Bioengineering is faster and cheaper than terraforming

My news aggregator handed me a Slashdot article about terraforming Mars and other planets. One of the points raised was that terraforming, while possible, would be very slow and expensive, taking thousands of years before a stable biosphere was achieved. Perhaps nanotechnology might speed this up a bit but re-engineering a planet, moving its orbit, dragging a moon to it if needed, getting the right moisture and pressure balance, and so on and so on is an incredibly complex task.

Seems much simpler and much faster to re-engineer humans instead:

  • Design them so as thrive in Mars’s low gravity.
  • Design to them to have collapsible lungs like dolphins so as to take a few hours between breaths.
  • Make them symbiotic with tough, oxygen producing plants, perhaps “eating” the plants oxygen.
  • Give them thick, metal scaled hides to resist Mars’ intense ultraviolet radiation.

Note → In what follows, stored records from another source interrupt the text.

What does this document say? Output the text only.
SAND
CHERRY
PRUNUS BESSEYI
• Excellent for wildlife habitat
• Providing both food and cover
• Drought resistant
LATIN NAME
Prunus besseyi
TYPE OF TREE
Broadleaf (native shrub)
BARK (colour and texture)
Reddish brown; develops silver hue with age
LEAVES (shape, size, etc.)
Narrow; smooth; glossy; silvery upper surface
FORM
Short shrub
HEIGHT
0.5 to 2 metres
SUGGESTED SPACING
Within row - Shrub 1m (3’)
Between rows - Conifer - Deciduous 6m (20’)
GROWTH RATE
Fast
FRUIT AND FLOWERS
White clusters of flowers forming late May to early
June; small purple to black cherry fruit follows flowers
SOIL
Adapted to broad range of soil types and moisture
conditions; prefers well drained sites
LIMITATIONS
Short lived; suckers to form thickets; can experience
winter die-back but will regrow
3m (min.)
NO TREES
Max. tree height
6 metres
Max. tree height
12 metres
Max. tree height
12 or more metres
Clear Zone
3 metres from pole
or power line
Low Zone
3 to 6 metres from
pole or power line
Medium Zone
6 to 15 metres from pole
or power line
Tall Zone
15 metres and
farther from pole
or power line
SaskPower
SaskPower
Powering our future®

In the end, just like Ray Bradbury and Fred Pohl said, we will be the Martians, with old Earth as the hostile and alien environment. To colonize space, human is going to have to diversify into new, artificial species.

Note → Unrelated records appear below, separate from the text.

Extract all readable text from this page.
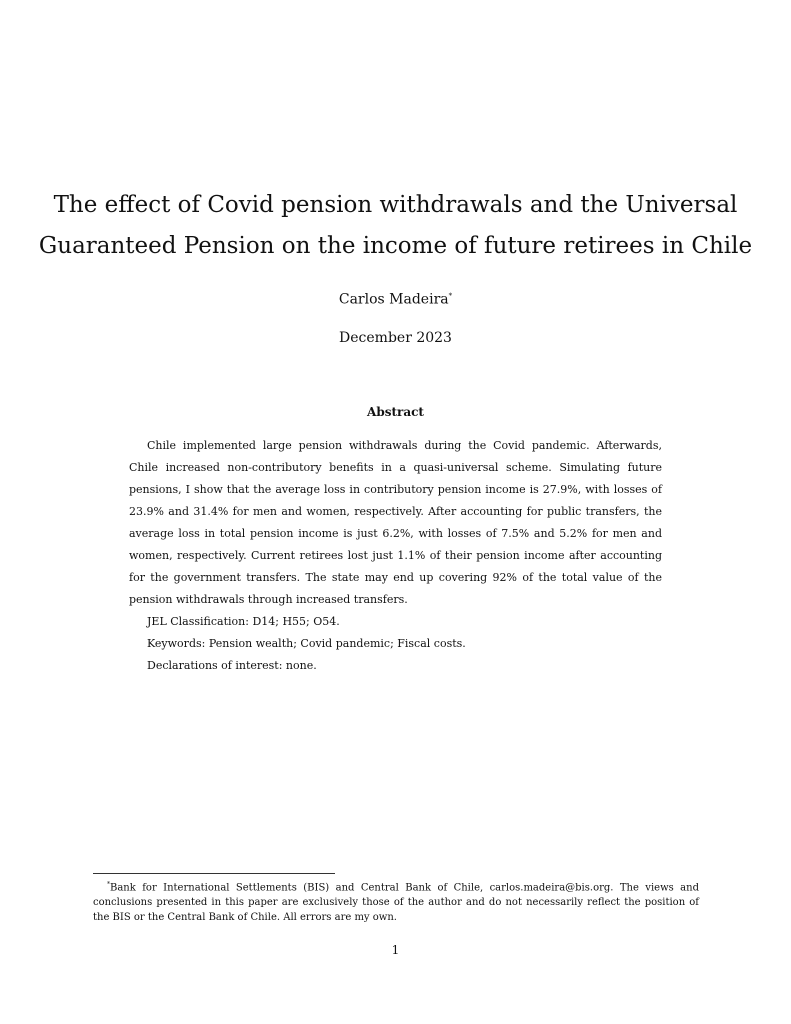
The effect of Covid pension withdrawals and the Universal
Guaranteed Pension on the income of future retirees in Chile
Carlos Madeira*
December 2023
Abstract

Chile implemented large pension withdrawals during the Covid pandemic. Afterwards, Chile increased non-contributory benefits in a quasi-universal scheme. Simulating future pensions, I show that the average loss in contributory pension income is 27.9%, with losses of 23.9% and 31.4% for men and women, respectively. After accounting for public transfers, the average loss in total pension income is just 6.2%, with losses of 7.5% and 5.2% for men and women, respectively. Current retirees lost just 1.1% of their pension income after accounting for the government transfers. The state may end up covering 92% of the total value of the pension withdrawals through increased transfers.

JEL Classification: D14; H55; O54.

Keywords: Pension wealth; Covid pandemic; Fiscal costs.

Declarations of interest: none.

*Bank for International Settlements (BIS) and Central Bank of Chile, carlos.madeira@bis.org. The views and conclusions presented in this paper are exclusively those of the author and do not necessarily reflect the position of the BIS or the Central Bank of Chile. All errors are my own.

1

Or maybe what will happen is the ultimate naturalization process. As space travelers move from world to world, they’ll spend a few days in a vat before planetfall to acclimatize themselves. Nanoscopic robots in these vats will rewrite their bodies atom by atom so that they can thrive on the worlds they visit or colonize. If they return to Earth, they revert back to venerable ol’ homo sapiens.

Science fiction novels have already explored this but, perhaps not as much as they should have. Each time space travelers changed their bodies, this would have profound mental effects. Perhaps some bodies would be more fun to inhabit than others. Or maybe, after the novelty wears off, one body will be as boring as the next. Something weird to think about.